There was a fascinating moment at the Larry Edmunds Bookshop the night I saw the film, where both the author of the biography of SAL, Michael Michaud, and Val were seated at a table preparing to sign copies of the well-researched book. Val was sitting under a large color portrait of Sal Mineo and every few minutes he could not help himself from studying the portrait in ways that were compelling, as if he could not escape the mysterious glamour of what Sal Mineo has now become for film buffs: a ghostly reminder of the tragic cast of REBEL WITHOUT A CAUSE and now perhaps a gay icon like James Dean.

The Sal Mineo I knew was very much a product of old Hollywood, the era of studio control and arranged dates to fan the flames of desire in young girls through fan magazines, and yet Sal lived long enough to see this system fall away only to be replaced with no safety net for actors to rely on to keep their careers on track. By the time I met Sal he had already accepted who he was and was very open about his sexuality. When I first got to know him he had just done a Ken Duncan photo shoot for the infamous AFTER DARK magazine which was one of the first gay entertainment magazines created for gay men by gay men, yet without ever mentioning the words “gay” or “homosexual” within its pages. One of the haunting aspects of the film SAL is the use of the dreamy song WHERE FLAMINGOS FLY, recorded by Peggy Lee (although in the film the singer is Helen Merrill). The song fits the persona of Sal Mineo like a glove and instantly gave me an image of him shirtless, wearing a fur coat and bolero hat, with tight black pants, posing for Ken Duncan, a flamingo about to take flight. This is a beautiful way to think of Sal, where even in death he has taken flight, his soul now soaring high up and far away from the pavement of the parking lot where he was killed.

There was at around the same time another actor living in Hollywood so much like Sal named Gregory Rozakis, who debuted in a film by Elia Kazen called AMERICA, AMERICA, and he was also a beautiful short, muscular young man who lived an openly gay lifestyle. Gregory was another flamingo ready to take flight and he too met a premature death in 1989, only from AIDS rather than from an act of violence. Gregory was a playwright as well as an actor, and I was always running into him at clubs and especially at the baths, before AIDS ended the party forever. Both he and Sal knew each other and we used to run into one another at Joe Allen’s, which was across the street from the most infamous bath house in LA, “The 8709.”

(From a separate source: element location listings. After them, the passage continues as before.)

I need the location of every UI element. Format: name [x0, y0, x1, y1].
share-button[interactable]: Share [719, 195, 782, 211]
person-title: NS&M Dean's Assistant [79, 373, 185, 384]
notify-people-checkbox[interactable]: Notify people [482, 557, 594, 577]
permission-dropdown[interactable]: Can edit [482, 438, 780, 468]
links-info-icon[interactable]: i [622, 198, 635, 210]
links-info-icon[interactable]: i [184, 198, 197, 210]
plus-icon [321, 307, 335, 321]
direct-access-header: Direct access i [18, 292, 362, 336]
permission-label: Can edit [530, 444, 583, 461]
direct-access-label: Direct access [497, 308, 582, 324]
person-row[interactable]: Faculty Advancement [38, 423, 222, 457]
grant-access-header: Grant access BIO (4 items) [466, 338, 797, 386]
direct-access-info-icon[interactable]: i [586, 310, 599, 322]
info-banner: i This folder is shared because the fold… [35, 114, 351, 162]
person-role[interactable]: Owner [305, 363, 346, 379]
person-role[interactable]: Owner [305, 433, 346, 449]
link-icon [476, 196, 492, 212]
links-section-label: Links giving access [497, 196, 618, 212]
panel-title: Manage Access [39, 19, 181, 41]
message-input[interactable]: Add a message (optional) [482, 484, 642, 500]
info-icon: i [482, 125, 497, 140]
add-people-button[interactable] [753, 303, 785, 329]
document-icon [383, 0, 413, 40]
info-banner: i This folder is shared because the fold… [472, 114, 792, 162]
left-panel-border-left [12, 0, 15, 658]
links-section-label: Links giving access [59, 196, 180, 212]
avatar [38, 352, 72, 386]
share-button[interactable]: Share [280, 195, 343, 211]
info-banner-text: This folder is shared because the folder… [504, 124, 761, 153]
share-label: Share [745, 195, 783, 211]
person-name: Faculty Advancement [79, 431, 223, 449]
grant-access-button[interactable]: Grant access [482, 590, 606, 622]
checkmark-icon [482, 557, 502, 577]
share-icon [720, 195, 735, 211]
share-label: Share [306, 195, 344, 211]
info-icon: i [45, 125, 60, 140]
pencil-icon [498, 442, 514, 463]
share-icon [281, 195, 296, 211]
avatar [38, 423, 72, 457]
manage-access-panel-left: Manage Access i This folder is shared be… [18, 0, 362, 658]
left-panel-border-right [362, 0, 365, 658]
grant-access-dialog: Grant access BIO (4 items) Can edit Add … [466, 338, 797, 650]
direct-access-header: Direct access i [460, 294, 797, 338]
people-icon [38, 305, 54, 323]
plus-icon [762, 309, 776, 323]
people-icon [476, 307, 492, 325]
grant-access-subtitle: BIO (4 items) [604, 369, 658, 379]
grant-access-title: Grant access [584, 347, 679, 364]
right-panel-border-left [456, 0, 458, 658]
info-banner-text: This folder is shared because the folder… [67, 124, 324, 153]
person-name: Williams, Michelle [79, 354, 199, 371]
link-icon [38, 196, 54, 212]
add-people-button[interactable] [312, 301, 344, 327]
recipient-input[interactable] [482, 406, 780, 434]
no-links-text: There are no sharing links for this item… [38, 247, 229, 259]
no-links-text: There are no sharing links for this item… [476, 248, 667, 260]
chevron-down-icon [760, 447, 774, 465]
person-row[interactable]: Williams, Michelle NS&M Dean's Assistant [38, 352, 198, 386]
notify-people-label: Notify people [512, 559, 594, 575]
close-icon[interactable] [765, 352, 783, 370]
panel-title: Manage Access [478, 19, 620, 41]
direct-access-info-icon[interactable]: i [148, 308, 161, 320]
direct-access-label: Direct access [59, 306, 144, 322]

I know if these two men were still alive and able to see this dreamlike film it would speak to them as it did to me the other night, and they would be seduced as I was watching onscreen as Val Lauren effortlessly captured the essence of Sal Mineo in gesture and voice in the random act of daily living. Perhaps the most Sal-like thing he did on-camera was tell someone on the phone to stop giving money to his mother because she was always taken care of by him. Sal was a good son, this we know.

Val should get a lot of work from this film if it is seen by the right people in Hollywood, and James Franco is a work-in-progress and will only get better. What Franco has ultimately done here is to create a window of time to observe the very self-involved and driven Sal Mineo making calls, working out, and hoping that this play he was doing in Westwood would jump-start his career. Gregory did the same thing and both men avoided the reality of getting older by pushing themselves every day with workouts in the daytime and cruising at night, forever reflecting their images with what they desired in other men as well as themselves. In a way, perhaps fate was kind to Sal Mineo by allowing him to make an exit before time took charge, as it always does, and one day both Gregory and Sal would be 60 and all their dreams would disappear like so many flamingos taking flight.